Physicians in high-liability specialties complained that malpractice insurance rates were too high, Medicaid and Medicare reimbursements too low, and billing restrictions grossly unfair. In protest, physicians refused to treat patients or accept new cases. A new terminology came into vogue, as orthopedists threatened a "Day X"--a day when they would cease to provide services. Journalists coined the term "pseudo-unions" to refer to Massachusetts chapters of the American Academy of Orthopedic Surgeons Association and the American College of Obstetricians and Gynecologists.

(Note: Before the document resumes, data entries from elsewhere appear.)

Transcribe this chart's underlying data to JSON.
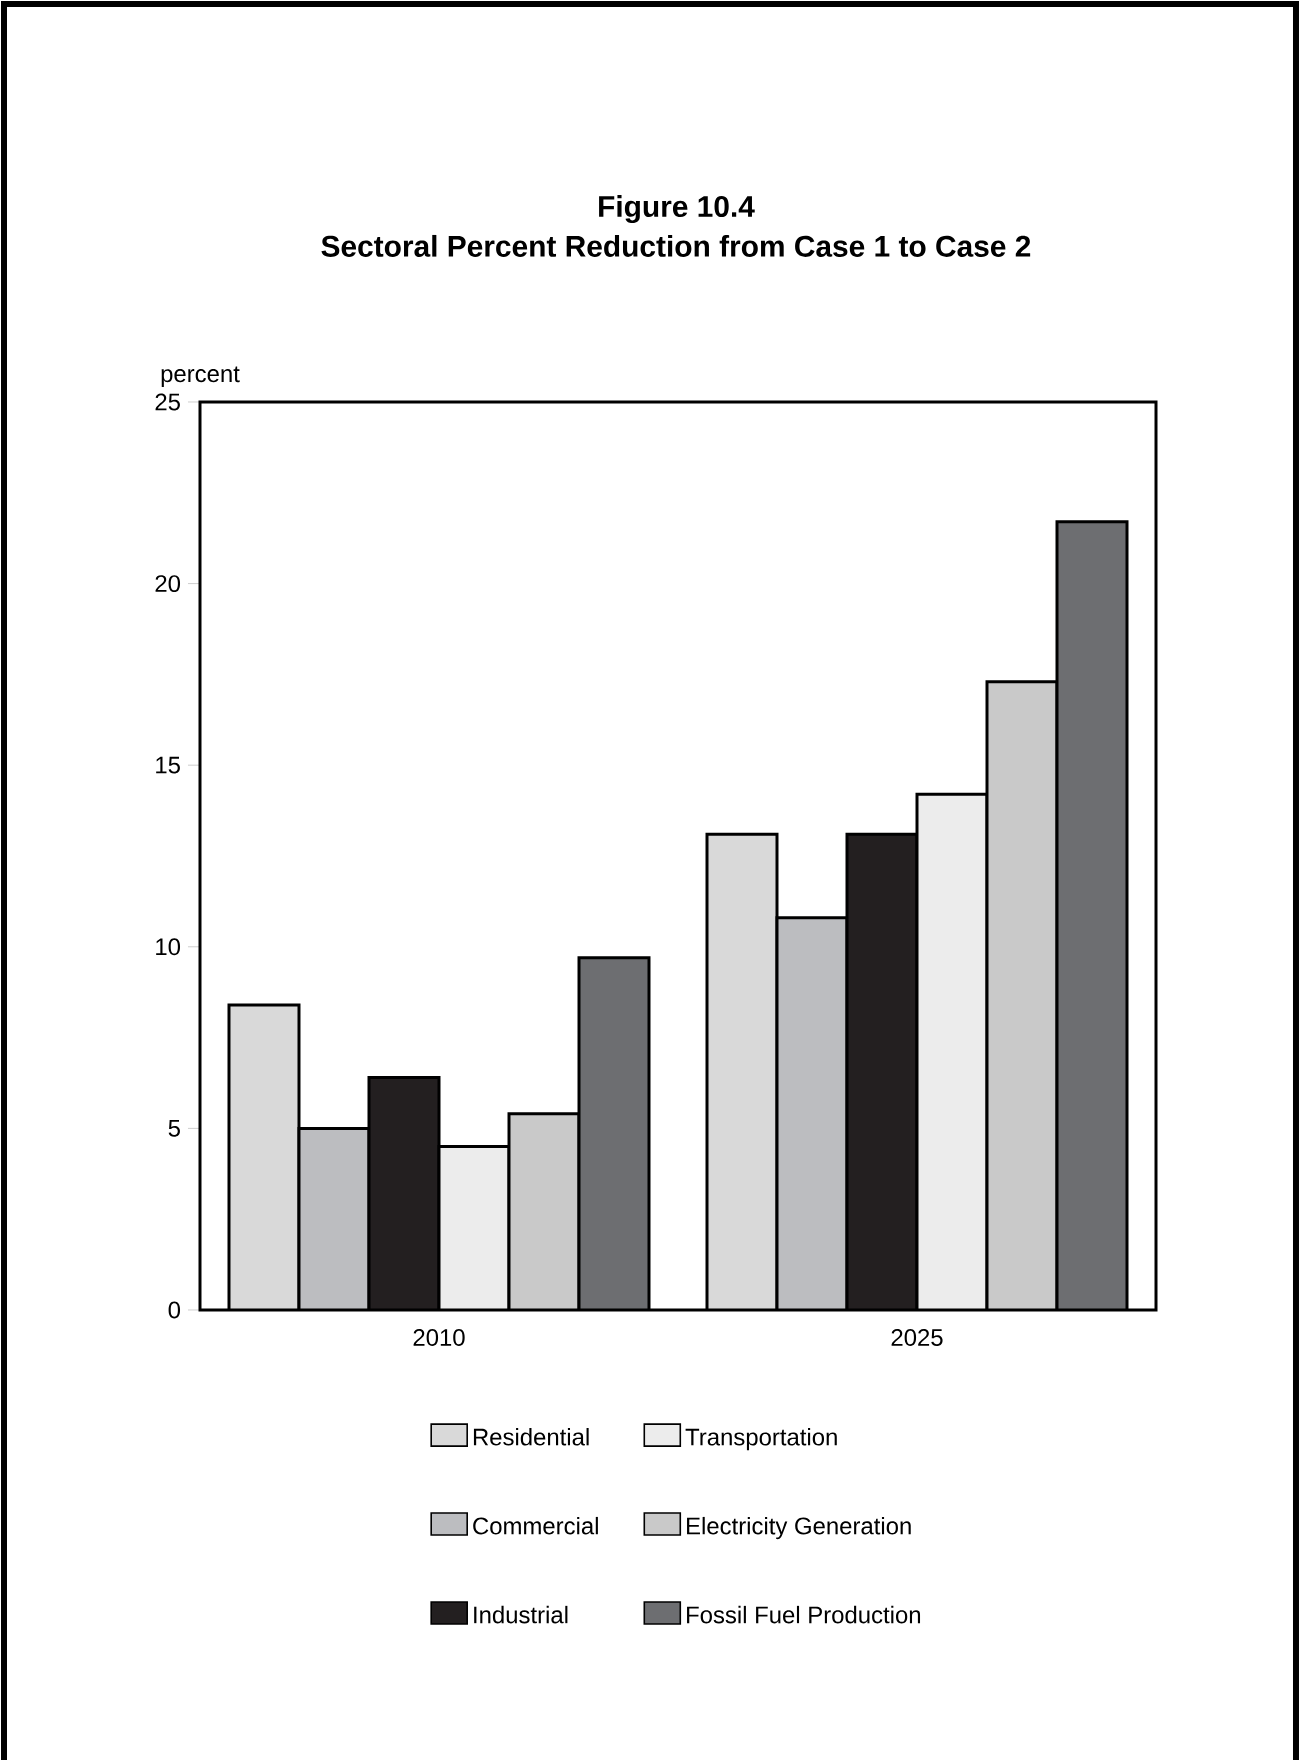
{
  "chart_data": {
    "type": "bar",
    "title": "Figure 10.4\nSectoral Percent Reduction from Case 1 to Case 2",
    "ylabel": "percent",
    "categories": [
      "2010",
      "2025"
    ],
    "series": [
      {
        "name": "Residential",
        "color": "#d9d9d9",
        "values": [
          8.4,
          13.1
        ]
      },
      {
        "name": "Commercial",
        "color": "#bcbdc0",
        "values": [
          5.0,
          10.8
        ]
      },
      {
        "name": "Industrial",
        "color": "#231f20",
        "values": [
          6.4,
          13.1
        ]
      },
      {
        "name": "Transportation",
        "color": "#ececec",
        "values": [
          4.5,
          14.2
        ]
      },
      {
        "name": "Electricity Generation",
        "color": "#c9c9c9",
        "values": [
          5.4,
          17.3
        ]
      },
      {
        "name": "Fossil Fuel Production",
        "color": "#6d6e71",
        "values": [
          9.7,
          21.7
        ]
      }
    ],
    "ylim": [
      0,
      25
    ],
    "yticks": [
      0,
      5,
      10,
      15,
      20,
      25
    ],
    "grid": false,
    "legend": "bottom"
  }
}
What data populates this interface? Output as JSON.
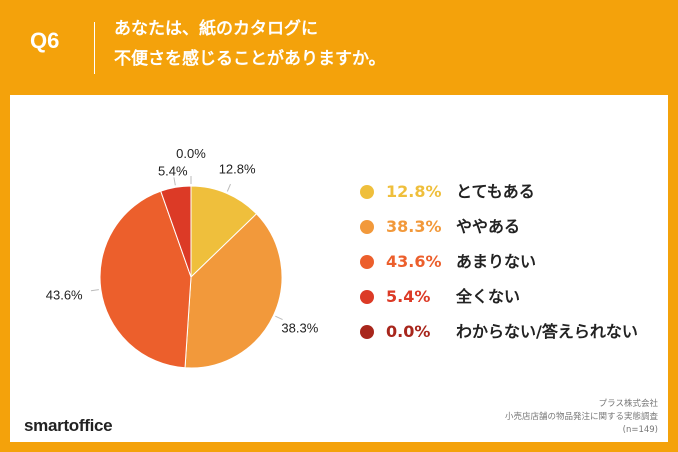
{
  "header": {
    "q_label": "Q6",
    "question_line1": "あなたは、紙のカタログに",
    "question_line2": "不便さを感じることがありますか。"
  },
  "chart_data": {
    "type": "pie",
    "slices": [
      {
        "label": "とてもある",
        "value": 12.8,
        "pct_text": "12.8%",
        "color": "#efbf3c"
      },
      {
        "label": "ややある",
        "value": 38.3,
        "pct_text": "38.3%",
        "color": "#f2993b"
      },
      {
        "label": "あまりない",
        "value": 43.6,
        "pct_text": "43.6%",
        "color": "#ec5f2c"
      },
      {
        "label": "全くない",
        "value": 5.4,
        "pct_text": "5.4%",
        "color": "#dc3a26"
      },
      {
        "label": "わからない/答えられない",
        "value": 0.0,
        "pct_text": "0.0%",
        "color": "#a8261c"
      }
    ],
    "legend_placement": "right"
  },
  "source": {
    "line1": "プラス株式会社",
    "line2": "小売店店舗の物品発注に関する実態調査",
    "line3": "(n=149)"
  },
  "brand": {
    "name": "smartoffice"
  }
}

IN THE HEAT of it all, Massachusetts Governor Michael S. Dukakis finally signaled to the frustrated docs that the system would change. It looks like that promise may well come true. A 58-page bill now going before the state legislature will, if passed, vastly alter the structure of the medical malpractice system, by rescheduling insurance payments, limiting delays before malpractice suits, restricting lawyers' contingency fees, and cutting down "pain and suffering" judgments.

So far most of the action has been in the suburbs. But the new attitudes are infiltrating the medical establishment. Doctors everywhere are concerned. Even doctors in major medical centers are grumbling.

Although doctors have taken collective action before, it has not been on this scale. For the last several years physician activism has escalated, as medical societies in Illinois, Maryland, Michigan, New York, and Washington have organized their own marches on "Capitol visitation days" to protest the troubled malpractice system.

Physicians are a powerful force in politics when they act in concert. And Massachusetts is loaded with them--13,970 practicing doctors according to the American Medical Association's latest count. It's not surprising that the system has exploded here.